Queria exibir seu estimado e disforme pedaço de argila em um local de destaque, em sua suntuosa sala de visitas, mas temia ser julgado como louco ou algo do gênero, por ostentar como valiosa relíquia aquela massa caótica que guardava em sua obscuridade com tanto esmero. A partir dessa necessidade, lhe ocorreu uma brilhante ideia: dedicar-se à arte de modelar e transformar aquele Barro de formas irregulares e grotescas em uma esplêndida escultura de alguma deusa grega. E assim começou a moldar aquele caos argiloso em uma magnífica e divina forma feminina.

Concluído o laborioso trabalho, com pompa, o expôs no lugar em que tanto desejara, sob a luz de seu luxuoso lustre de cristais finos, bem ao centro do amplo cômodo.

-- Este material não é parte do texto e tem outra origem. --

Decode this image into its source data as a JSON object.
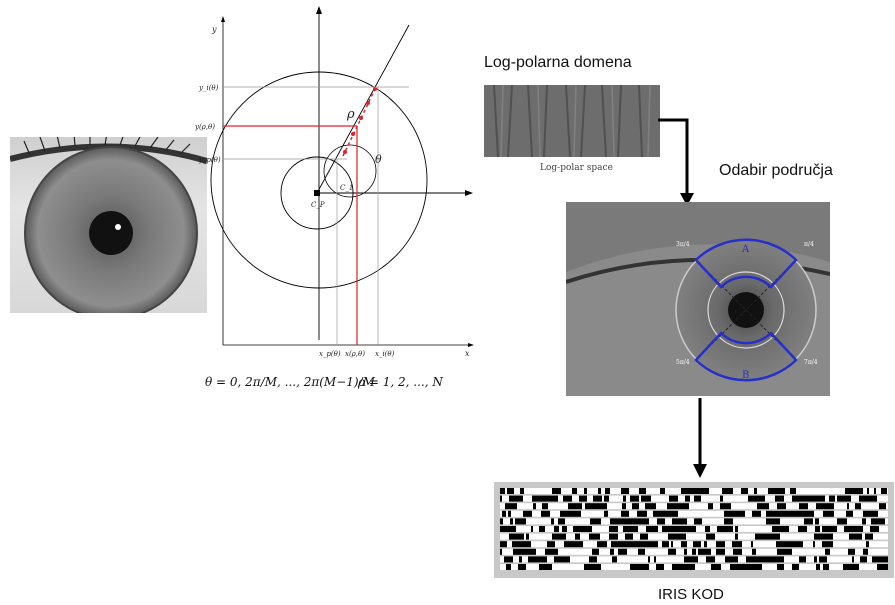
{
  "labels": {
    "log_polar_title": "Log-polarna domena",
    "log_polar_caption": "Log-polar space",
    "region_title": "Odabir područja",
    "iris_code_title": "IRIS KOD"
  },
  "polar_diagram": {
    "y_axis": "y",
    "x_axis": "x",
    "center_label": "C_P",
    "c1_label": "C_1",
    "rho_label": "ρ",
    "theta_label": "θ",
    "y_ticks": [
      "y_i(θ)",
      "y(ρ,θ)",
      "y_p(θ)"
    ],
    "x_ticks": [
      "x_p(θ)",
      "x(ρ,θ)",
      "x_i(θ)"
    ]
  },
  "formula": {
    "theta_part": "θ = 0, 2π/M, ..., 2π(M−1)/M",
    "rho_part": "ρ = 1, 2, ..., N"
  },
  "region_marks": {
    "region_a": "A",
    "region_b": "B",
    "angle_labels": [
      "π/4",
      "3π/4",
      "5π/4",
      "7π/4"
    ]
  },
  "colors": {
    "highlight_red": "#e0202a",
    "region_blue": "#2630c8",
    "arrow": "#000000"
  }
}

O homem não era de muitos amigos, mas dali em diante, sua casa passou a ser palco de várias e várias festas, e parecia banquetear-se com os elogios e a admiração que causava a todos a majestade de sua sublime obra de arte. Mas enquanto os ávidos olhares apreciavam aquela divindade antiga de exuberantes contornos afrodisíacos e cuja beleza os levava a ignorar a natureza de sua matéria-prima, o anfitrião regozijava-se puramente com a frieza da sua essência de matéria informe e caótica, agora revestida de boa aparência e não só aceita, mas também amada por todos. Ao passo que os convidados comiam e bebiam da belíssima forma, ele continuava a saborear-se tão somente da sua amorfa substância, sem o ínfimo resquício de receio de ser condenado ou ao menos censurado por quem quer que seja.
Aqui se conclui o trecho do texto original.